If anyone asked me what my guiltiest pleasure was, I would have to say Tarantino movies. Being fully aware of the controversial notoriety of both the films and Tarantino himself, I do hesitate to admit my love of these movies, now regarded on TikTok as red flags of a pretentious “film bro”. 

It was only a few months ago that I first started watching his movies, though I’ve been aware of his infamous reputation for quite some time. Why does he have so much violence, blend so many genres, choose the music, actors, and angles he does? Because he can; that is his specific vision.  Indeed, from interviews with Tarantino, you get the notion that when he has a specific image in mind, that’s the image he will get. Does that make him a visionary or a megalomaniac? Let us say both, for now. 

I feel like his movies are very “art for art’s sake.” I enjoy watching them, and yes there is gory violence, racial slurs, and feet abound, making you wonder if the director is a racist sadist with a very specific fetish, but at the end of the day the films are fiction. You are very aware that you are watching a movie because of the cartoonish violence, inventive camera angles, and rambunctious dialogue. Largely, his stories are populated by dubious, twisted, anti-moralist characters that do horrid things because their lives, jobs and characters require it. 

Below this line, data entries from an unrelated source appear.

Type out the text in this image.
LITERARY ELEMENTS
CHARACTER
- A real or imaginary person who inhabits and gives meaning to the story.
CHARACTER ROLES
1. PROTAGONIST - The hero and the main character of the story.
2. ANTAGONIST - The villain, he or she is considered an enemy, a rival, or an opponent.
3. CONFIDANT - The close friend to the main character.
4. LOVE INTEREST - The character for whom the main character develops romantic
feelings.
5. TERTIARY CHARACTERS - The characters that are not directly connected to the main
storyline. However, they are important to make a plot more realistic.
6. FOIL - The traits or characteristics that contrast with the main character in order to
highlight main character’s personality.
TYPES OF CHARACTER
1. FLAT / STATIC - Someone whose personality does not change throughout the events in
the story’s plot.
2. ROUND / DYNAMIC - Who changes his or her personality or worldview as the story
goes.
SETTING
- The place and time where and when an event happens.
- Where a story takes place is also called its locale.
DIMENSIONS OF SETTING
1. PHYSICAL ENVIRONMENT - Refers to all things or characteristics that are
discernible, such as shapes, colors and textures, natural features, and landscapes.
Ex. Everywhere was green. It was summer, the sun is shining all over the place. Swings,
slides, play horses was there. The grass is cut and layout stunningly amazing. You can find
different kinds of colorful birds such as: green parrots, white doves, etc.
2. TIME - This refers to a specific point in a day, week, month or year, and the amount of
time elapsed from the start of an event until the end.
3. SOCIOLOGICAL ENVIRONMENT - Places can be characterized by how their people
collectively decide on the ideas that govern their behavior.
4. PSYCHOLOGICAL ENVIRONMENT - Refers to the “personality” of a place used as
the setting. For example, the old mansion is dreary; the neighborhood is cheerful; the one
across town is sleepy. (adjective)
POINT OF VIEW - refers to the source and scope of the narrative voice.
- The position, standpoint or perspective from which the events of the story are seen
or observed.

I’ve watched all of his movies, bar Death Proof, so I’m going to rate what I have seen. Spoiler alert!

9 – The Hateful Eight

Though the filming is less active than past movies, it has the gimmick of being shot in a 70 mm format that allows a wide view of the snow-covered vistas and intimate close ups of the suspicious characters. The dialogue is amazing, but I didn’t find this as gripping as his other work.

8 – Kill Bill Volume 2

It goes at quite a different pace to the first volume, with less of the action and Japanese cinematic influences. Some might say the death of Bill is anti-climactic, but I find it to bring The Bride’s revenge to a calm close, as she can now rest and be with her daughter.

7 – Reservoir Dogs

The one that started it all. We see non-linear storytelling, ridiculous amounts of blood, and angry white men; all things people probably most associate with Tarantino. But hey, the story was engaging, and I didn’t know what was going to happen next.   

6 – Pulp Fiction

The first Tarantino movie I saw, which is likely the same for most. It’s exciting to watch, the conversations veer from philosophical, to funny, to problematic. It is iconic, and the pairing of John Travolta and Samuel L. Jackson is magnetic. 

5 – Kill Bill Volume 1

An old-school action movie, seamlessly blended with anime, film noir, and Hong Kong cinema. Then there’s something I rarely see: A woman action hero fighting other equally skilled women, and compared to say Lara Croft, quite unsexualised. More women action movies please!

4 – Jackie Brown

UNDERRATED! Why isn’t this movie talked about more? Whilst borrowing from 70s blaxploitation movies, the clever plot is largely linear with well-built characters, and a romance that puts cinematically unseen people at the forefront.

3 – Django Unchained

It’s gruesome and hard to watch, but then again, it’s set in a horrific time period and confronts that reality. Jamie Foxx’s Django is great to watch. There are snappy camera shots, tense conversations, and punchy music. In a surprising fairy-tale ending, Django and Hildi ride off into the sunset.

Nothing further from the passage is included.